A few fun statistics to share about the amount of data this has processed (as of early July, 2026):

  • total jobs in database: 3,373
  • number of jobs that ended up pushed to be reviewed: 1,114
  • number of applications sent: 156

The Takeaways

Ultimately, I didn’t want to invest more in my job search infrastructure. I wanted to be building new clever tools like this for my new employer! But alas, the market is wild right now.

This fulfills both a practical purpose for me at this moment in my career, but also I hope it’s an example of how thoughtful, iterative development can be carried out in the real world (and by the real me). IBM Design Thinking taught me - Observe, Reflect, Build.

The Hidden Message

Didn’t this take me a long time to write? Wouldn’t it just be faster to search manually? Well, no - Claude Code wrote a lot of this. While I could have built all of this myself, it would certainly have taken me a long time, perhaps longer than searching every day manually.

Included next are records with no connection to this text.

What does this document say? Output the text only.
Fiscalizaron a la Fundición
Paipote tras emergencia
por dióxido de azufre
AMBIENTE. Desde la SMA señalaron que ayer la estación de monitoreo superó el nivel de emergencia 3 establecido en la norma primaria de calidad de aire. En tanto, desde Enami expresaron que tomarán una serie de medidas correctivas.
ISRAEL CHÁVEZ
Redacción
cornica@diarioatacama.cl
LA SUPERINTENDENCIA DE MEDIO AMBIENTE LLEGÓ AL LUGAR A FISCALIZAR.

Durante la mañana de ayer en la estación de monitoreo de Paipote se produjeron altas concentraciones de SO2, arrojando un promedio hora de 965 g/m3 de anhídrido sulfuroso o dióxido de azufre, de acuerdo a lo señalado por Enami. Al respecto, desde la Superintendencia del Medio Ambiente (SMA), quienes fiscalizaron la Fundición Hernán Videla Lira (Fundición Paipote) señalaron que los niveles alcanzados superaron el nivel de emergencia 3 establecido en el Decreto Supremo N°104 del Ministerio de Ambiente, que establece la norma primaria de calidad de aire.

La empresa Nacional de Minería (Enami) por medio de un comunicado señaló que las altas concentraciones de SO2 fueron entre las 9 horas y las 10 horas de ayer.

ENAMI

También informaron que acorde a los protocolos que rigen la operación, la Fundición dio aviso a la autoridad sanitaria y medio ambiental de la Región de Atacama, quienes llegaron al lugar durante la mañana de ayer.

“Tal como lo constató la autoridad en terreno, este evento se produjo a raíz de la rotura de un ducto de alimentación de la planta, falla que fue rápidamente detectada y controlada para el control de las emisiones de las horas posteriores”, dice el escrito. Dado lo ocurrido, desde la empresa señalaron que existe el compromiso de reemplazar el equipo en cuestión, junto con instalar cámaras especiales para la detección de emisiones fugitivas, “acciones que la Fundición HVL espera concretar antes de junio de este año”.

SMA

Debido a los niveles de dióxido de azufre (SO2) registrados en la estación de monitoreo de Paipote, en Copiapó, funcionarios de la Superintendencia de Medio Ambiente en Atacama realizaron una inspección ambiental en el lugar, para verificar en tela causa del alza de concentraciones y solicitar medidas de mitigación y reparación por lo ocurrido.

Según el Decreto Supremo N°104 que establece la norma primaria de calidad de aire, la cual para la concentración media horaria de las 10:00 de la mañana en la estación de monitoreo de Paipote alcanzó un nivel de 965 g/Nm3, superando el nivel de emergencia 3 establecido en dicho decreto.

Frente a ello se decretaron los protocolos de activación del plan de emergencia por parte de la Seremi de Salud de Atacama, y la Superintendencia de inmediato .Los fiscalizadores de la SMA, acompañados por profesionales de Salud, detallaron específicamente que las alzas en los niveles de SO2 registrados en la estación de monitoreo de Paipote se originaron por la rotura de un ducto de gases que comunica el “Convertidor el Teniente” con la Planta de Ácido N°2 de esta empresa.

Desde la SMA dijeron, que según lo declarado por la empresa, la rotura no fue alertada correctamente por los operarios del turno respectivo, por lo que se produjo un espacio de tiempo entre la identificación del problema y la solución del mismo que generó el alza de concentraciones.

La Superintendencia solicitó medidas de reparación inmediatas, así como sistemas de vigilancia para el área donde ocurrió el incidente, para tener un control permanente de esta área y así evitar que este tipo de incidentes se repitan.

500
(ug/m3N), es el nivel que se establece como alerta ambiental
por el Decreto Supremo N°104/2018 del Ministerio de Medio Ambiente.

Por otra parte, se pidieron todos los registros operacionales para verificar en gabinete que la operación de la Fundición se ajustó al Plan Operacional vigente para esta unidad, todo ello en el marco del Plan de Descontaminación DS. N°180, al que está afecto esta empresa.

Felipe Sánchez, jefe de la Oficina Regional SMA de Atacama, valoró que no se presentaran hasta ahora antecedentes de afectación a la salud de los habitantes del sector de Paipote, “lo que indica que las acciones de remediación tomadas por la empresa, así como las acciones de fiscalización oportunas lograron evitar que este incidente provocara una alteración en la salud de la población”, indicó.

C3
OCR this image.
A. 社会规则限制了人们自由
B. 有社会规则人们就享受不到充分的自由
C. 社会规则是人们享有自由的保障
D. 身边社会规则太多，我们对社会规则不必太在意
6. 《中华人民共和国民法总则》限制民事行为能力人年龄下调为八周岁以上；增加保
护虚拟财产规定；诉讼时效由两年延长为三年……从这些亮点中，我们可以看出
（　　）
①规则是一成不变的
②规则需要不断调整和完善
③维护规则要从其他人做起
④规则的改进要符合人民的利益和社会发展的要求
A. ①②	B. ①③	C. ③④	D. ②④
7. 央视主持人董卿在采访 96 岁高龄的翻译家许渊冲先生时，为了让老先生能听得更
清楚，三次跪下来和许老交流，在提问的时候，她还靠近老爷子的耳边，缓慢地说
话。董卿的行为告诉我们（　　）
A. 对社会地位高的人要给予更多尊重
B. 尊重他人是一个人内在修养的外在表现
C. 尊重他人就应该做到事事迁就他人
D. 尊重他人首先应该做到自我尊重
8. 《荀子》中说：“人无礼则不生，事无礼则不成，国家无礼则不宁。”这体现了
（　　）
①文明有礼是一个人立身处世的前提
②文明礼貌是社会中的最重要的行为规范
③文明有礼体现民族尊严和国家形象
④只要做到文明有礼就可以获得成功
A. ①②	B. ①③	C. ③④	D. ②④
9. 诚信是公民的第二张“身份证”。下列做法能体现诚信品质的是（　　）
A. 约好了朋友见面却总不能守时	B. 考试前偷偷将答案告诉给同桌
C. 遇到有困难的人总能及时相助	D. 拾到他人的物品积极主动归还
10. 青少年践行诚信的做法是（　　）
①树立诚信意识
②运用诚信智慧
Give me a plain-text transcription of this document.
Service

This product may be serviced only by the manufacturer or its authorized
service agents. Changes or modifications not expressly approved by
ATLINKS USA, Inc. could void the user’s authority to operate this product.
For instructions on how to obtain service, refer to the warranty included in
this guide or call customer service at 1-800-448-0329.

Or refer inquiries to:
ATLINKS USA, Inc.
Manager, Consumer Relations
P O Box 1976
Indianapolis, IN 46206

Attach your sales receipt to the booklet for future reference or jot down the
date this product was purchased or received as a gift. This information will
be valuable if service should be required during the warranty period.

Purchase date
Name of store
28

This is an excellent example of where agentic coding works so well - internal tooling doing very specific tasks that are well thought out and verified by (me).

I want to continue to be an example of how thoughtful, pragmatic use of tools for specific purposes can save tremendous amounts of time and effort. We all have different comfort levels with new things, especially if they do have some inherent costs.

I encourage you to explore your own needs, resources, and options, then make tooling and technology decisions for yourself with all of these factors in mind.